Hopefully, you have Academic Chiefs and Faculty who will help you build a plan. If they cannot, then at the very least, they should be able to provide a schedule of block topics (i.e Trauma, Pulmonary, Cardiology, Pediatrics, etc). Use this to build your own plan. At this point in your educational career, you should know yourself and how you learn. Pick a primary resource to focus on. If you are a reader – pick one textbook and make a schedule that follows your block topics. If you like podcasts – breakdown EM:RAP Core Content. Divide up your board review questions and make sure you complete the whole question bank each year.
As you advance through residency, the resources that you use will change. Keep a list of the major RCTs that guide our practice and make sure you read and understand them. Pick a podcast or two and listen to each episode as it is published.
2. Supplement your baseline studying with clinical experience and questions.
One tip for success here is recognizing your current level of understanding. Listening to an advanced podcast on adjunctive therapy to vasopressors is great, but it is not going to help you learn or remember the physiology that guides vasopressor selection in the first place. You need to tailor your studying to your current understanding. As you progress through residency, you will shift from working on your primary knowledge to more advanced topics.

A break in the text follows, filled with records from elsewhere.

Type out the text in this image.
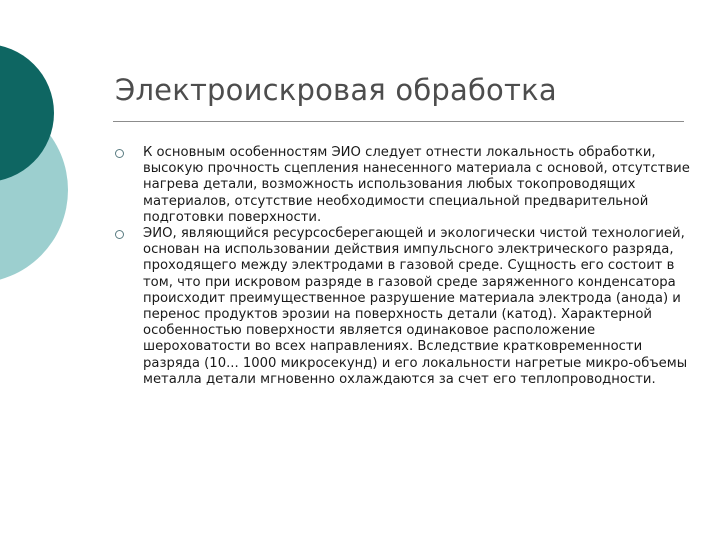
Электроискровая обработка
К основным особенностям ЭИО следует отнести локальность обработки, высокую прочность сцепления нанесенного материала с основой, отсутствие нагрева детали, возможность использования любых токопроводящих материалов, отсутствие необходимости специальной предварительной подготовки поверхности.
ЭИО, являющийся ресурсосберегающей и экологически чистой технологией, основан на использовании действия импульсного электрического разряда, проходящего между электродами в газовой среде. Сущность его состоит в том, что при искровом разряде в газовой среде заряженного конденсатора происходит преимущественное разрушение материала электрода (анода) и перенос продуктов эрозии на поверхность детали (катод). Характерной особенностью поверхности является одинаковое расположение шероховатости во всех направлениях. Вследствие кратковременности разряда (10... 1000 микросекунд) и его локальности нагретые микро-объемы металла детали мгновенно охлаждаются за счет его теплопроводности.
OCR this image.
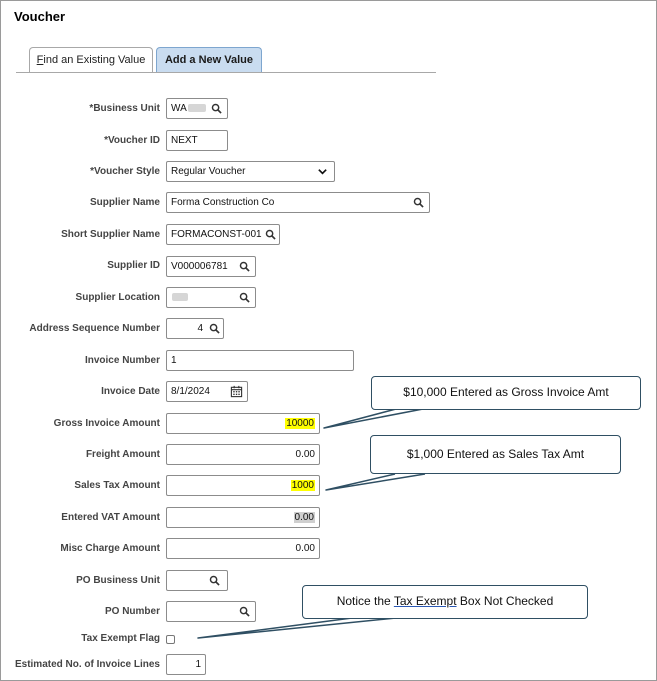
Voucher
Find an Existing Value	Add a New Value
*Business Unit	WA
*Voucher ID	NEXT
*Voucher Style	Regular Voucher
Supplier Name	Forma Construction Co
Short Supplier Name	FORMACONST-001
Supplier ID	V000006781
Supplier Location
Address Sequence Number	4
Invoice Number	1
Invoice Date	8/1/2024
Gross Invoice Amount	10000
Freight Amount	0.00
Sales Tax Amount	1000
Entered VAT Amount	0.00
Misc Charge Amount	0.00
PO Business Unit
PO Number
Tax Exempt Flag
Estimated No. of Invoice Lines	1
$10,000 Entered as Gross Invoice Amt
$1,000 Entered as Sales Tax Amt
Notice the Tax Exempt Box Not Checked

For example, imagine you just finished a shift where you had a very sick septic patient on multiple vasopressors. Your reactive studying may look like this:
Intern – 80% Foundational, 20% Advanced
Read chapters on resuscitation and shock
Review alpha/beta physiology
Podcast on basic vasopressors
PGY 2 – 40% Foundational, 60% Advanced
Podcast on evidence-based approach to vasopressors
Marik PE et al. Hydrocortisone, Vitamin C and Thiamine for the Treatment of Severe Sepsis and Septic Shock: A retrospective Before-After Study. Chest 2016.

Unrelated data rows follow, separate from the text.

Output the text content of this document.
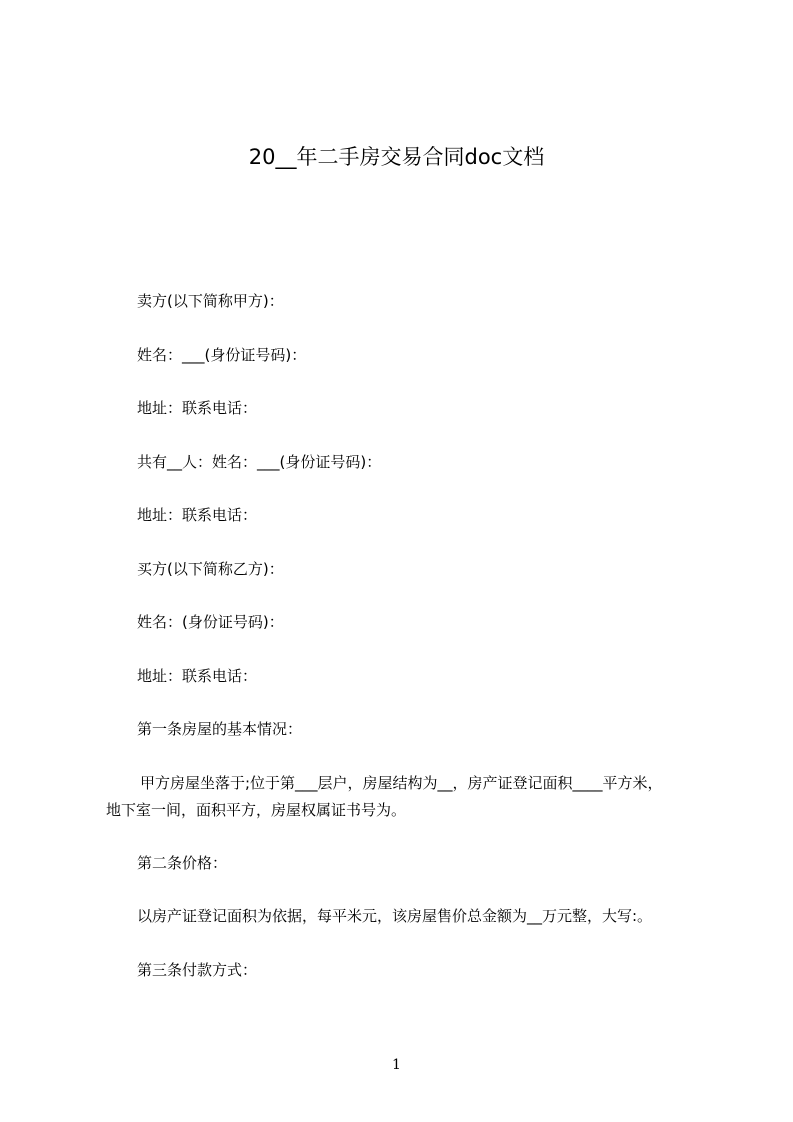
20__年二手房交易合同doc文档
卖方(以下简称甲方)：
姓名：___(身份证号码)：
地址：联系电话：
共有__人：姓名：___(身份证号码)：
地址：联系电话：
买方(以下简称乙方)：
姓名：(身份证号码)：
地址：联系电话：
第一条房屋的基本情况：
甲方房屋坐落于;位于第___层户，房屋结构为__，房产证登记面积____平方米，
地下室一间，面积平方，房屋权属证书号为。
第二条价格：
以房产证登记面积为依据，每平米元，该房屋售价总金额为__万元整，大写:。
第三条付款方式：
1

PGY 3 – 20% Foundational, 80% Advanced
Primary Literature Search - “Management of Refractory Vasodilatory Shock”
Podcast on renal physiology in sepsis
Review Renin-Angiotensin physiology
3. Reevaluate for knowledge gaps and deficiencies.
Do not be afraid to go backwards. You are going to have faculty lectures and read journal articles that you don’t understand. Reflect on what it is that you are missing and review the basics. Circle back to the advanced topic after you have filled in the gaps.
Perhaps the best advice I can give and the advice that I gave to our own interns this year – is to start now and make studying a habit. Commit yourself to incorporating asynchronous learning as part of your work responsibilities. The further you let yourself get into your training without doing this, the harder it will be to make up for the lost time. This practice will set you up for continuous learning once you have completed your residency and you will undoubtedly be a better doctor for it.
Finally, I will tell you to remember that your residency is here to serve you. If you are not getting the education that you need, then be active and demand more. Ask your chiefs or your residency leadership for help. When you are solicited for recommendations on how to make your education better – speak up. You only have 3 or 4 years. Make the most of them.
Alexandra Davic, MD is a current PGY-3 Academic Chief Resident at Stony Brook Emergency Medicine.